If it’s true that the Great Recession is over or at least ending, it seems appropriate to begin to look back on the dark economic days from Spring 2008 until midyear 2010 to see what we learned during this downturn that we can apply the next time the economic cycle goes bad. Which of the strategies you deployed helped and which ones failed? One strategy that appeared logical at the time actually proved to be a drag on sales performance. A number of organizations challenged sales to increase their pipeline ratio (total pipeline revenue value to quota). The belief was that what sales needed was more opportunities to work on because the bad economy was going to reduce the total number of decisions made. Marketing teams cranked up the demand generation efforts and lowered the criteria for what qualified as a lead and pushed them to sales. Sales managers inspected factored pipelines, requesting that reps go from 3:1 to 4:1, 5:1 or even 6:1 ratio of revenue to goal under the belief that more was the answer. Salespeople responded by increasing the amount of deals they tracked and inflating the revenue value of early stage deals to satisfy their manager’s requests.

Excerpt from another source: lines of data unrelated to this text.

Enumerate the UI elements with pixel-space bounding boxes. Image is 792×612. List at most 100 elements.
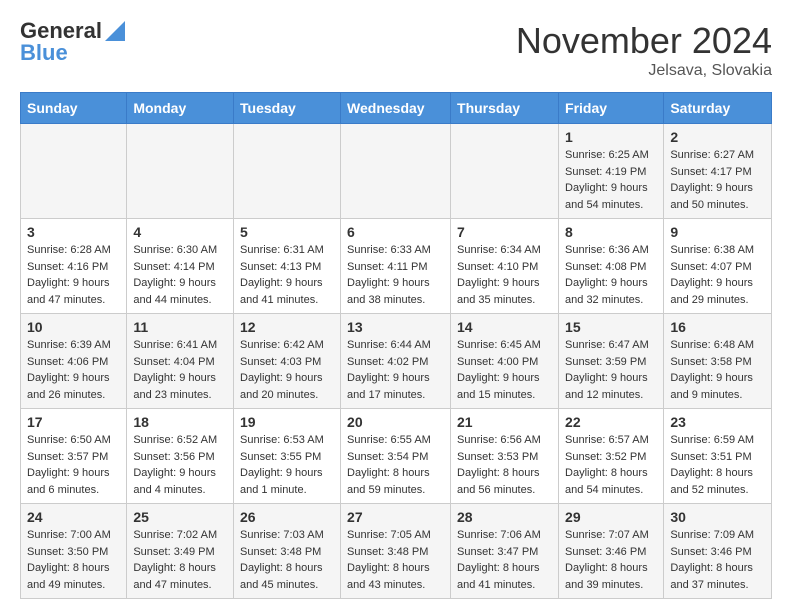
calendar-week-1: 3 Sunrise: 6:28 AMSunset: 4:16 PMDaylight… [21,219,772,314]
logo-triangle-icon [105,21,125,41]
day-number: 6 [347,224,444,240]
day-info: Sunrise: 7:00 AMSunset: 3:50 PMDaylight:… [27,527,120,593]
calendar-cell: 12Sunrise: 6:42 AMSunset: 4:03 PMDayligh… [234,314,341,409]
day-number: 19 [240,414,334,430]
calendar-cell: 29 Sunrise: 7:07 AMSunset: 3:46 PMDayligh… [559,504,664,599]
day-info: Sunrise: 6:53 AMSunset: 3:55 PMDaylight:… [240,432,334,498]
calendar-cell: 9 Sunrise: 6:38 AMSunset: 4:07 PMDaylight… [664,219,772,314]
day-number: 30 [670,509,765,525]
day-info: Sunrise: 6:25 AMSunset: 4:19 PMDaylight:… [565,147,657,213]
day-info: Sunrise: 6:48 AMSunset: 3:58 PMDaylight:… [670,337,765,403]
col-thursday: Thursday [451,93,559,124]
calendar-cell: 5Sunrise: 6:31 AMSunset: 4:13 PMDaylight… [234,219,341,314]
col-sunday: Sunday [21,93,127,124]
day-number: 10 [27,319,120,335]
calendar-cell [451,124,559,219]
day-number: 2 [670,129,765,145]
day-number: 22 [565,414,657,430]
calendar-cell: 23 Sunrise: 6:59 AMSunset: 3:51 PMDayligh… [664,409,772,504]
day-number: 14 [457,319,552,335]
calendar-cell [234,124,341,219]
day-number: 23 [670,414,765,430]
day-number: 24 [27,509,120,525]
day-info: Sunrise: 6:45 AMSunset: 4:00 PMDaylight:… [457,337,552,403]
day-number: 27 [347,509,444,525]
day-info: Sunrise: 7:02 AMSunset: 3:49 PMDaylight:… [133,527,227,593]
calendar-week-4: 24 Sunrise: 7:00 AMSunset: 3:50 PMDayligh… [21,504,772,599]
calendar-cell: 27 Sunrise: 7:05 AMSunset: 3:48 PMDayligh… [341,504,451,599]
col-monday: Monday [127,93,234,124]
day-info: Sunrise: 6:59 AMSunset: 3:51 PMDaylight:… [670,432,765,498]
logo: General Blue [20,20,125,64]
calendar-cell: 3 Sunrise: 6:28 AMSunset: 4:16 PMDaylight… [21,219,127,314]
day-info: Sunrise: 6:57 AMSunset: 3:52 PMDaylight:… [565,432,657,498]
calendar-cell: 15 Sunrise: 6:47 AMSunset: 3:59 PMDayligh… [559,314,664,409]
calendar-cell: 14 Sunrise: 6:45 AMSunset: 4:00 PMDayligh… [451,314,559,409]
location: Jelsava, Slovakia [516,62,772,80]
day-info: Sunrise: 6:28 AMSunset: 4:16 PMDaylight:… [27,242,120,308]
calendar-cell: 11Sunrise: 6:41 AMSunset: 4:04 PMDayligh… [127,314,234,409]
calendar-header: Sunday Monday Tuesday Wednesday Thursday… [21,93,772,124]
calendar-cell: 21 Sunrise: 6:56 AMSunset: 3:53 PMDayligh… [451,409,559,504]
col-wednesday: Wednesday [341,93,451,124]
day-number: 28 [457,509,552,525]
title-section: November 2024 Jelsava, Slovakia [516,20,772,80]
day-info: Sunrise: 6:34 AMSunset: 4:10 PMDaylight:… [457,242,552,308]
calendar-cell: 25 Sunrise: 7:02 AMSunset: 3:49 PMDayligh… [127,504,234,599]
day-number: 11 [133,319,227,335]
day-info: Sunrise: 6:38 AMSunset: 4:07 PMDaylight:… [670,242,765,308]
col-tuesday: Tuesday [234,93,341,124]
day-number: 15 [565,319,657,335]
day-number: 8 [565,224,657,240]
calendar-week-2: 10Sunrise: 6:39 AMSunset: 4:06 PMDayligh… [21,314,772,409]
calendar-cell: 6Sunrise: 6:33 AMSunset: 4:11 PMDaylight… [341,219,451,314]
day-number: 20 [347,414,444,430]
calendar-cell: 7 Sunrise: 6:34 AMSunset: 4:10 PMDaylight… [451,219,559,314]
day-info: Sunrise: 7:03 AMSunset: 3:48 PMDaylight:… [240,527,334,593]
calendar-body: 1 Sunrise: 6:25 AMSunset: 4:19 PMDaylight… [21,124,772,599]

What our research is proved is that the performance of sales reps who managed to a 4X or greater pipeline was lower in several key categories when compared to salespeople working with 3X or less pipeline requirement. The 3X and below group had higher pipeline conversion rates and a much higher percent of these sales reps achieved plan. What this suggests is that sales reps that focused on fewer, more winnable deals tend to do better. Flooding the rep with low quality/high quantity leads only increases their inefficiencies, forcing them to spend more time qualifying or carrying low percentage deals along to satisfy the 4X ratio requirement. It appears that the 3X group’s qualification and deal selection process gave them a better chance of success by eliminating the “loser” deals before they consume time and polluted the pipeline. The organizations that have deeper analytical insight and discipline into their pipelines made better business decisions as to which deals to pursue

We recently introduced the concept of the pursuit of perfect pipeline. The perfect pipeline promotes the concept that reps should only work on winnable deals. They are winning more by pursuing less, taking the time spent chasing unwinnable opportunities and applying that time to higher quality deals.